Today I’m looking at two white papers, one from Pepper Hamilton on distressed debt investing and one from Pricewaterhouse Coopers on growth through M&A.
Both papers open with some (seemingly) obvious statements: For growing businesses, PwC argues, the middle market is still in an OK, or even strong, position. Yep, we know. Likewise, Pepper Hamilton offers the no-brainer advice to distressed debt investors: Conduct due diligence.
All that seems pretty obvious, but upon reading I discovered some very relevant, worthwhile points, which I’ve nicely summarized below.
PwC On Growing Via M&A
The firm points out even though mid-market deals are still happening, there subtle changes to the deal-making process have developed, and buyers and sellers should be prepared for them. A few examples below.

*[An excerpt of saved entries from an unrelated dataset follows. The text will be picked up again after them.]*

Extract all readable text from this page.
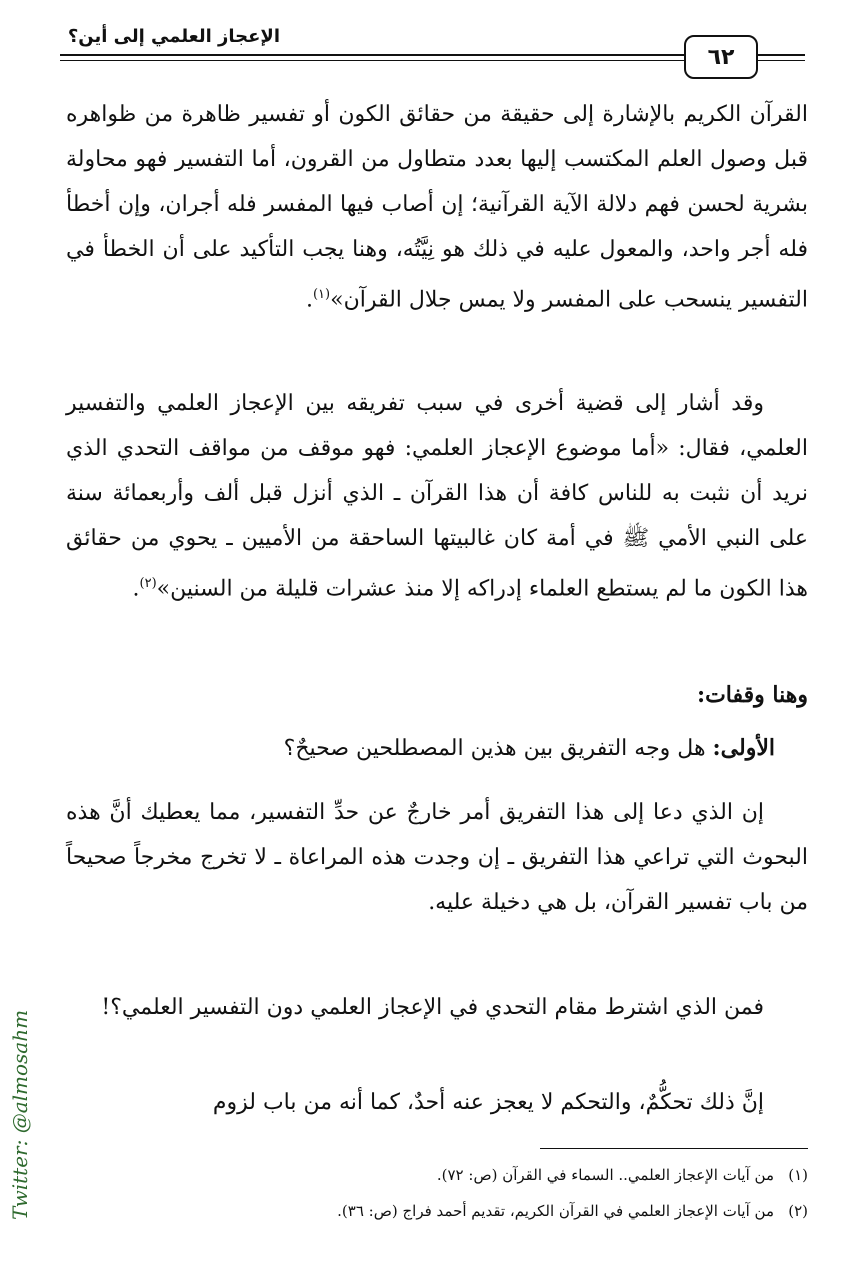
الإعجاز العلمي إلى أين؟
٦٢
القرآن الكريم بالإشارة إلى حقيقة من حقائق الكون أو تفسير ظاهرة من ظواهره قبل وصول العلم المكتسب إليها بعدد متطاول من القرون، أما التفسير فهو محاولة بشرية لحسن فهم دلالة الآية القرآنية؛ إن أصاب فيها المفسر فله أجران، وإن أخطأ فله أجر واحد، والمعول عليه في ذلك هو نِيَّتُه، وهنا يجب التأكيد على أن الخطأ في التفسير ينسحب على المفسر ولا يمس جلال القرآن»$^{(١)}$.
وقد أشار إلى قضية أخرى في سبب تفريقه بين الإعجاز العلمي والتفسير العلمي، فقال: «أما موضوع الإعجاز العلمي: فهو موقف من مواقف التحدي الذي نريد أن نثبت به للناس كافة أن هذا القرآن ـ الذي أنزل قبل ألف وأربعمائة سنة على النبي الأمي ﷺ في أمة كان غالبيتها الساحقة من الأميين ـ يحوي من حقائق هذا الكون ما لم يستطع العلماء إدراكه إلا منذ عشرات قليلة من السنين»$^{(٢)}$.
وهنا وقفات:
الأولى: هل وجه التفريق بين هذين المصطلحين صحيحٌ؟
إن الذي دعا إلى هذا التفريق أمر خارجٌ عن حدِّ التفسير، مما يعطيك أنَّ هذه البحوث التي تراعي هذا التفريق ـ إن وجدت هذه المراعاة ـ لا تخرج مخرجاً صحيحاً من باب تفسير القرآن، بل هي دخيلة عليه.
فمن الذي اشترط مقام التحدي في الإعجاز العلمي دون التفسير العلمي؟!
إنَّ ذلك تحكُّمٌ، والتحكم لا يعجز عنه أحدٌ، كما أنه من باب لزوم
(١)من آيات الإعجاز العلمي.. السماء في القرآن (ص: ٧٢).
(٢)من آيات الإعجاز العلمي في القرآن الكريم، تقديم أحمد فراج (ص: ٣٦).
Twitter: @almosahm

-Banks are cautious because of the spiking default rate, not because of subprime write-offs, which they’ve already taken the hit on and moved past.

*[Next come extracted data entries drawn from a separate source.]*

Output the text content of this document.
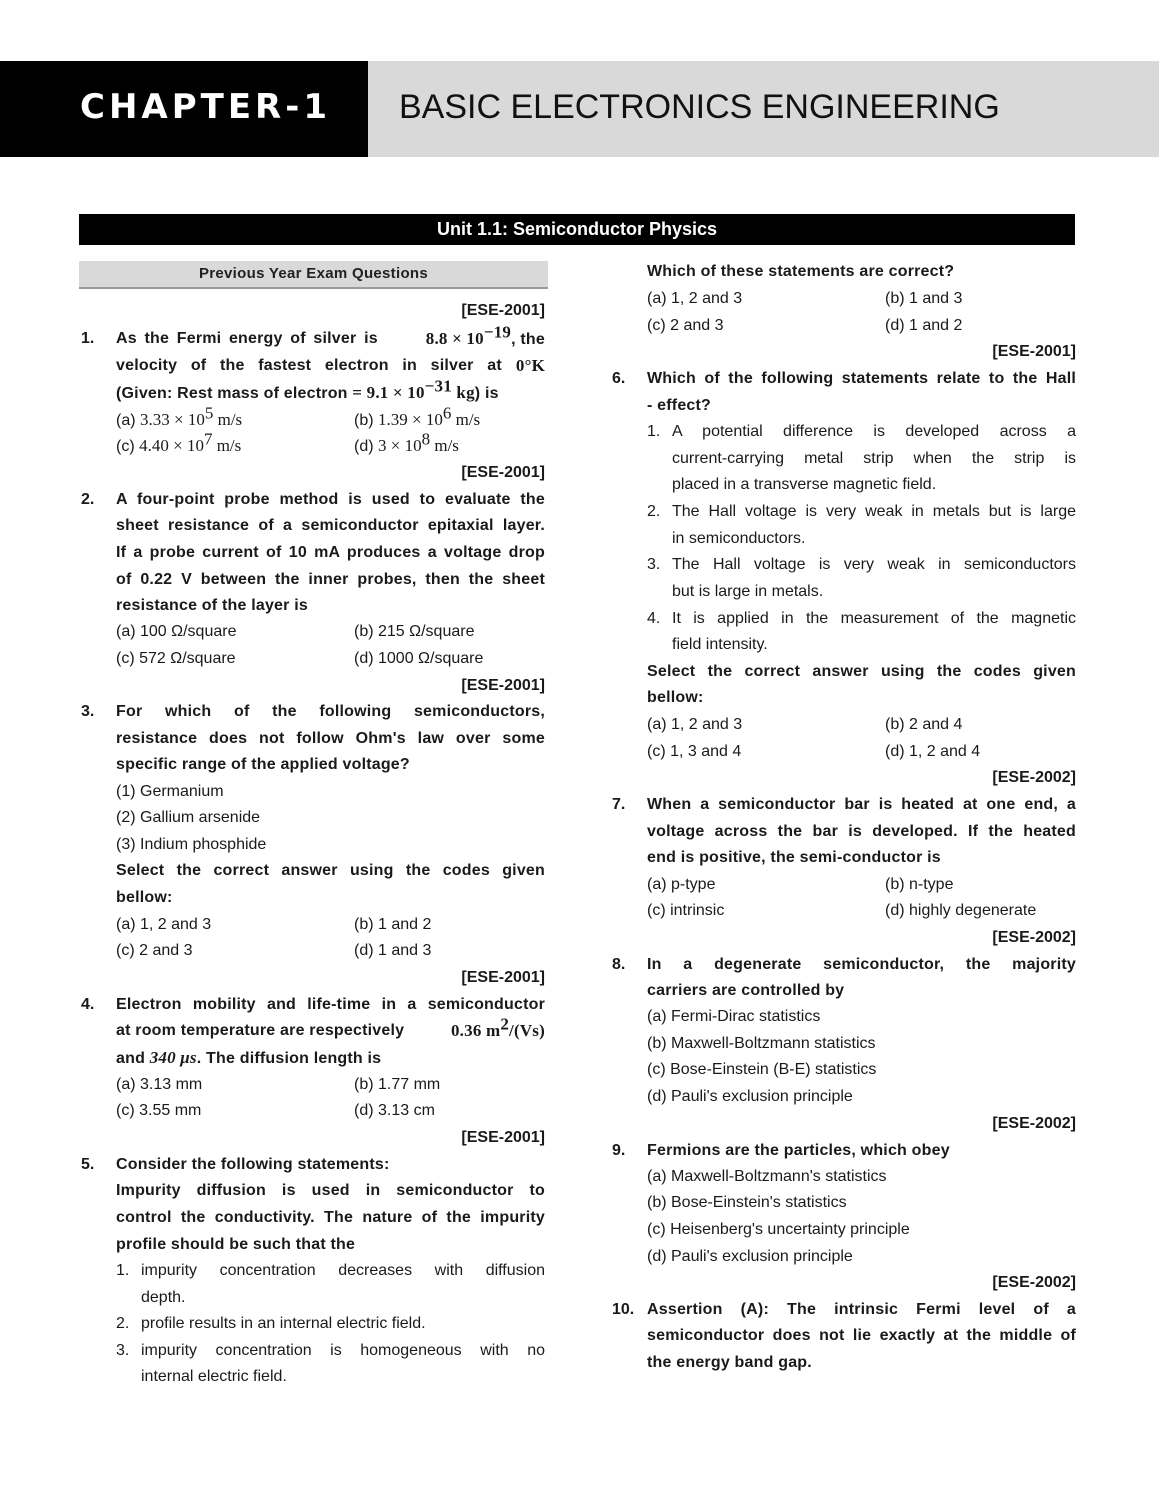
CHAPTER-1 BASIC ELECTRONICS ENGINEERING
Unit 1.1: Semiconductor Physics
Previous Year Exam Questions
[ESE-2001]
1. As the Fermi energy of silver is	$8.8 \times 10^{-19}$, the
velocity of the fastest electron in silver at 0°K
(Given: Rest mass of electron = $9.1 \times 10^{-31}$ kg) is
(a) $3.33 \times 10^5$ m/s	(b) $1.39 \times 10^6$ m/s
(c) $4.40 \times 10^7$ m/s	(d) $3 \times 10^8$ m/s
[ESE-2001]
2. A four-point probe method is used to evaluate the
sheet resistance of a semiconductor epitaxial layer.
If a probe current of 10 mA produces a voltage drop
of 0.22 V between the inner probes, then the sheet
resistance of the layer is
(a) 100 Ω/square	(b) 215 Ω/square
(c) 572 Ω/square	(d) 1000 Ω/square
[ESE-2001]
3. For which of the following semiconductors,
resistance does not follow Ohm's law over some
specific range of the applied voltage?
(1) Germanium
(2) Gallium arsenide
(3) Indium phosphide
Select the correct answer using the codes given
bellow:
(a) 1, 2 and 3	(b) 1 and 2
(c) 2 and 3	(d) 1 and 3
[ESE-2001]
4. Electron mobility and life-time in a semiconductor
at room temperature are respectively	0.36 $m^2/(Vs)$
and 340 μs. The diffusion length is
(a) 3.13 mm	(b) 1.77 mm
(c) 3.55 mm	(d) 3.13 cm
[ESE-2001]
5. Consider the following statements:
Impurity diffusion is used in semiconductor to
control the conductivity. The nature of the impurity
profile should be such that the
1. impurity concentration decreases with diffusion
depth.
2. profile results in an internal electric field.
3. impurity concentration is homogeneous with no
internal electric field.
Which of these statements are correct?
(a) 1, 2 and 3	(b) 1 and 3
(c) 2 and 3	(d) 1 and 2
[ESE-2001]
6. Which of the following statements relate to the Hall
- effect?
1. A potential difference is developed across a
current-carrying metal strip when the strip is
placed in a transverse magnetic field.
2. The Hall voltage is very weak in metals but is large
in semiconductors.
3. The Hall voltage is very weak in semiconductors
but is large in metals.
4. It is applied in the measurement of the magnetic
field intensity.
Select the correct answer using the codes given
bellow:
(a) 1, 2 and 3	(b) 2 and 4
(c) 1, 3 and 4	(d) 1, 2 and 4
[ESE-2002]
7. When a semiconductor bar is heated at one end, a
voltage across the bar is developed. If the heated
end is positive, the semi-conductor is
(a) p-type	(b) n-type
(c) intrinsic	(d) highly degenerate
[ESE-2002]
8. In a degenerate semiconductor, the majority
carriers are controlled by
(a) Fermi-Dirac statistics
(b) Maxwell-Boltzmann statistics
(c) Bose-Einstein (B-E) statistics
(d) Pauli's exclusion principle
[ESE-2002]
9. Fermions are the particles, which obey
(a) Maxwell-Boltzmann's statistics
(b) Bose-Einstein's statistics
(c) Heisenberg's uncertainty principle
(d) Pauli's exclusion principle
[ESE-2002]
10. Assertion (A): The intrinsic Fermi level of a
semiconductor does not lie exactly at the middle of
the energy band gap.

-To help cautious lenders decide whether or not to lend, they’re aggressively “stress testing” whether earnings will hold up in a downturn.
-A stress test, aka “kicking the tires,” takes more time, which means it could take months to find a lender.
-Meanwhile, buyers themselves are doing phased diligence lasting a month or more.
-Adding to the slower pace, PE is taking a more active role in syndication, as opposed to the self-syndication of the last cycle.
-And since those deals are taking longer and the market is so volatile, buyers are demanding “real time” numbers from targets up until the deal’s closing.
Pepper Hamilton On Distressed Debt Investing
With handfuls of private equity firms deciding to throw on a “distressed debt buyer” hat, it Pepper Hamilton’s advice is on the money. I’m not criticizing anyone of style drift—take opportunities when they’re available, I say—but on the flip side, when wading into unfamiliar territory, I also say take advice when it’s offered. See below for two choice highlights and a link to the full text.
-Tax treatment on returns that are subject to US tax law is mostly unattractive to foreign investors.
-Changes to Regulation M, which propose to delete all reliance on ratings organizations, could benefit investors “with resale strategies that liberalize restructions on their ability to trade on-investment grade securities.”